Qui sont ces mères qui ne protègent pas leur fille dans les cas d’inceste ? Le plus souvent, des femmes ayant été elles-mêmes victimes d’abus sexuels qu’elles ont tus, ou bien qui « ont été élevées dans des familles où elles ont intériorisé le silence et l’aveuglement collectif » pesant sur les abus sexuels incestueux, explique Dorothée Dussy, anthropologue, l’une des contributrices de ce passionnant ouvrage dirigé par Patrick Ayoun, pédopsychiatre, et Hélène Romano, psychothérapeute. Les différents éclairages proposés permettent d’appréhender les difficultés, pour une mère, d’entendre le drame de sa fille et combien il est important qu’elle y parvienne : c’est le moyen d’aider l’enfant dont la souffrance « est souvent bien plus intense face à celle qui ne l’a pas protégé que face à celui qui l’a abusé », constatent Françoise Eyherart et Charlotte Barat-Scherer, de l’Association girondine d’éducation spécialisée et de prévention sociale, qui interviennent durant la procédure pénale auprès des mineur(e)s ayant été ainsi agressé(e)s, ainsi que de leurs parents – davantage les mères, moins souvent poursuivies que les pères ou beaux-pères.
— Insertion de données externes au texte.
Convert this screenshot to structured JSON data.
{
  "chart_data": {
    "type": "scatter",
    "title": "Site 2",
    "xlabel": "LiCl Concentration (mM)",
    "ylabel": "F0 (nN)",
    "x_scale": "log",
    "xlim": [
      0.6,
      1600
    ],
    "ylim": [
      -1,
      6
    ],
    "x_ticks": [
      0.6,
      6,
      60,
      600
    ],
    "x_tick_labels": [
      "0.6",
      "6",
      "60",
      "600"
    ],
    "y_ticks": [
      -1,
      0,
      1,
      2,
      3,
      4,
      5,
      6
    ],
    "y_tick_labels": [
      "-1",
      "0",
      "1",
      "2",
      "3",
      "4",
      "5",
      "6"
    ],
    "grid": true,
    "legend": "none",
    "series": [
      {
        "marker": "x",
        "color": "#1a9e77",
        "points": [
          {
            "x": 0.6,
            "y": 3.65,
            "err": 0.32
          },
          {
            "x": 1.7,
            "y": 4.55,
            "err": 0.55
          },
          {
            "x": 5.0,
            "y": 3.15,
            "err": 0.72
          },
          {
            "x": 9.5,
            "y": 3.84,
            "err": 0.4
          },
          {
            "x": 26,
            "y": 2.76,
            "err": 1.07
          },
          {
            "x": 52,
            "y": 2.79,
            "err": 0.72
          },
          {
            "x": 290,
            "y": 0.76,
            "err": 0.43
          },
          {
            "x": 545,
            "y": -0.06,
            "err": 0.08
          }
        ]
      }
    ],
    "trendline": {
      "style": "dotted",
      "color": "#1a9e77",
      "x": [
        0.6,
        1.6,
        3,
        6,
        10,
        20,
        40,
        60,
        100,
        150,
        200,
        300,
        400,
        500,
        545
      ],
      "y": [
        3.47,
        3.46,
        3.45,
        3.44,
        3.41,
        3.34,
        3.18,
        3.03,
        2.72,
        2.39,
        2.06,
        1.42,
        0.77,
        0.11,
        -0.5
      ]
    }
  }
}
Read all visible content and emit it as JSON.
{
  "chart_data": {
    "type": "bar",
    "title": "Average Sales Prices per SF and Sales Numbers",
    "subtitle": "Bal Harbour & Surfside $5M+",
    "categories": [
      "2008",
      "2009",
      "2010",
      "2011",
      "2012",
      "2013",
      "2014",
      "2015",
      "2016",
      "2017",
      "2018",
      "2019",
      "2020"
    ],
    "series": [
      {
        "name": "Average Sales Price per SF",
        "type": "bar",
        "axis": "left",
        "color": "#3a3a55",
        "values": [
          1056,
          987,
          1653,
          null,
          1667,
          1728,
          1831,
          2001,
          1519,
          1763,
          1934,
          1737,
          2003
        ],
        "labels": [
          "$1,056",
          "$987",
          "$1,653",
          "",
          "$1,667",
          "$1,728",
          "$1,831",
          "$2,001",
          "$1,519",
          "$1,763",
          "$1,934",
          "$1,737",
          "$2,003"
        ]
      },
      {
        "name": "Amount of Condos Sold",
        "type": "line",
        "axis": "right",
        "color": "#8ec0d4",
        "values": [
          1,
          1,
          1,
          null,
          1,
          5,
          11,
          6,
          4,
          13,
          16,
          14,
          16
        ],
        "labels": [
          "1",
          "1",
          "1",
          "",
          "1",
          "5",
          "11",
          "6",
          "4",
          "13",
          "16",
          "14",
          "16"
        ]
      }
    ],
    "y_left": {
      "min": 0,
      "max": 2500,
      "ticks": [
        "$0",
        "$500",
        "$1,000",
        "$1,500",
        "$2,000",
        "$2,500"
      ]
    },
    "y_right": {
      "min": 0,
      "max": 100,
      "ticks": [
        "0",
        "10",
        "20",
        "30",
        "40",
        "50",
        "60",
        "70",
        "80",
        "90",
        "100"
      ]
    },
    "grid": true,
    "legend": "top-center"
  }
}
A Agen (Lot-et-Garonne), la maison d’accueil Jean-Bru, spécialisée dans la prise en charge des jeunes filles victimes d’agressions sexuelles intrafamiliales, fait aussi un travail avec leurs mères(1). Analysant la complexité de la relation mère-fille dans le système incestueux, Annick Guimard et Laurent Ducrocq, travailleurs sociaux au service « famille » de l’établissement, en sont arrivés à conclure que, « s’il y a inceste, c’est que la mère l’aura permis… »
Inceste, lorsque les mères ne protègent pas leur enfant
Sous la direction de Patrick Ayoun et Hélène Romano – Ed. érès – 16 €
(1) Voir notre reportage sur cet établissement dans les ASH n° 2625 du 25-09-09, p. 26.